我正在编写一个 Python 脚本,使用 Tikz 自动绘制 IC 的引脚分布图。下面显示了使用获得的 TeX 文件绘制的示例。
正如你所看到的,除了一个小细节外,我几乎完成了;连接节点的路径与第一个节点重叠(PA1、PA2 等)。
我尝试了很多方法但都没有成功,因为 Tikz 似乎对我的代码表现得很奇怪。
\documentclass{article}
\usepackage[pdftex,active,tightpage]{preview}
\usepackage{tikz}
\usetikzlibrary{positioning,shapes,external}
\begin{document}
\begin{preview}
\begin{tikzpicture}[transform shape,scale=0.8,
pin/.style={draw,rectangle,rounded corners=1mm,fill=gray!50,minimum width=8mm},
label/.style={draw,rectangle,rounded corners=1mm,minimum width=8mm}]
% Constants
\def\pps{8} % pps = pins per side
\def\size{\pps * 0.75}
\def\halfsize{\size / 2}
\pgfmathsetmacro\side{2 * \size / 1.41}
% Draw IC shape and name
\node at (0,0) [minimum size=\side cm,diamond,fill=black!60,rounded corners=5mm] () {\LARGE STM32F103C8};
\node at (0,\size / 1.8) [circle,inner sep=\size / 2,fill=black] () {};
% Create pin nodes with numberings
\newcounter{pin}\setcounter{pin}{0}
\foreach \y/\angle/\dir in {-\halfsize/-45/1,-\halfsize/45/1,\halfsize/-45/-1,\halfsize/45/-1}{
\begin{scope}[transform shape,rotate around={\angle:(0,0)}]

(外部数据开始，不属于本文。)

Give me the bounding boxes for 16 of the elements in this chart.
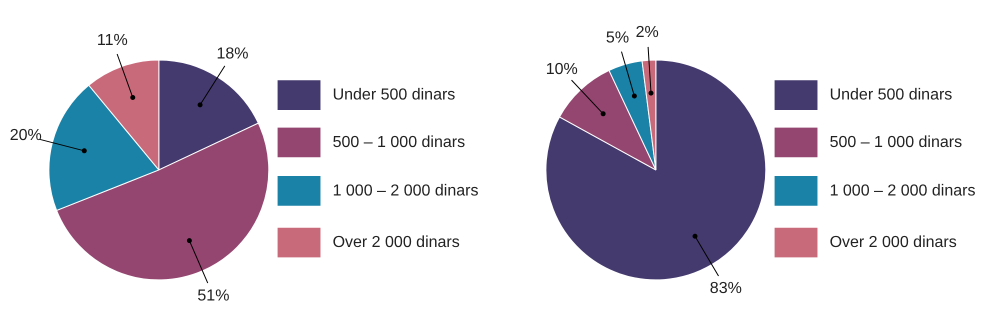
data-label: 20% [10, 127, 42, 144]
legend-label: 1 000 – 2 000 dinars [830, 182, 976, 200]
data-label: 11% [96, 32, 128, 50]
legend-label: Over 2 000 dinars [830, 234, 957, 252]
legend-label: Over 2 000 dinars [332, 234, 460, 252]
data-label: 5% [606, 29, 630, 46]
data-label: 51% [197, 288, 230, 305]
data-label: 10% [546, 61, 578, 78]
data-label: 18% [216, 45, 248, 62]
data-label: 2% [636, 24, 659, 42]
legend-label: 500 – 1 000 dinars [830, 134, 962, 151]
legend-label: Under 500 dinars [332, 86, 456, 104]
legend-label: 500 – 1 000 dinars [332, 134, 466, 151]
legend-label: Under 500 dinars [830, 86, 952, 104]
data-label: 83% [710, 280, 742, 297]
legend-label: 1 000 – 2 000 dinars [332, 182, 478, 200]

\foreach \x in {1,...,\pps}
\stepcounter{pin}
\node at (\y - \dir * 0.3,{\dir * (\size / 2 - \size / (\pps + 1) * \x)}) [pin] (\thepin-0) {\large\thepin};
\end{scope}
}
% Begin pin functions data
% Pin 1
\node[label,left=of 1-0,fill=gray] (1-1) {PA1};
\node[label,left=of 1-1,fill=green] (1-2) {TIM1{\_}CH1};
\node[label,left=of 1-2,fill=orange] (1-3) {ADC1{\_}CH2};
\draw (1-0) [out=180,in=0] to (1-1) -- (1-2) -- (1-3) ; % <---- Problem is here
% Pin 2
\node[label,left=of 2-0,fill=gray] (2-1) {PA2};
\node[label,left=of 2-1,fill=blue] (2-2) {DAC2};
\node[label,left=of 2-2,fill=white] (2-3) {I2C{\_}SDL};
\node[label,left=of 2-3,fill=orange] (2-4) {USART6{\_}RX};
\draw (2-0) [out=180,in=0] to (2-1) -- (2-2) -- (2-3) -- (2-4) ;
%%%%%%%%
% Rest of pins omitted to reduce clutter
%%%%%%%%
\end{tikzpicture}
\end{preview}
\end{document}
答案1
一个非常简单的解决方法是复制第一个to节点,即
\draw (1-0) to[out=180,in=0] (1-1) (1-1) -- (1-2) to (1-3) ;
请注意,to依赖于topaths库的路径(但会自动加载)的行为与 略有不同--,不仅仅是因为您可以弯曲路径。您观察到的效果是路径to连接到边界上的正确点(请参阅 pgfmanual v3.1.4b 中第 1123 页上的命令\pgfpointshapeborder),然后从那里继续。如果您说这种行为不是完全对称的,我同意。
完整 MWE:
\documentclass{article}
\usepackage[pdftex,active,tightpage]{preview}
\usepackage{tikz}
\usetikzlibrary{positioning,shapes,external}
\begin{document}
\begin{preview}
\begin{tikzpicture}[transform shape,scale=0.8,
pin/.style={draw,rectangle,rounded corners=1mm,fill=gray!50,minimum width=8mm},
label/.style={draw,rectangle,rounded corners=1mm,minimum width=8mm}]
% Constants
\def\pps{8} % pps = pins per side
\def\size{\pps * 0.75}
\def\halfsize{\size / 2}
\pgfmathsetmacro\side{2 * \size / 1.41}
% Draw IC shape and name
\node at (0,0) [minimum size=\side cm,diamond,fill=black!60,rounded corners=5mm] () {\LARGE STM32F103C8};
\node at (0,\size / 1.8) [circle,inner sep=\size / 2,fill=black] () {};
% Create pin nodes with numberings
\newcounter{pin}\setcounter{pin}{0}
\foreach \y/\angle/\dir in {-\halfsize/-45/1,-\halfsize/45/1,\halfsize/-45/-1,\halfsize/45/-1}{
\begin{scope}[transform shape,rotate around={\angle:(0,0)}]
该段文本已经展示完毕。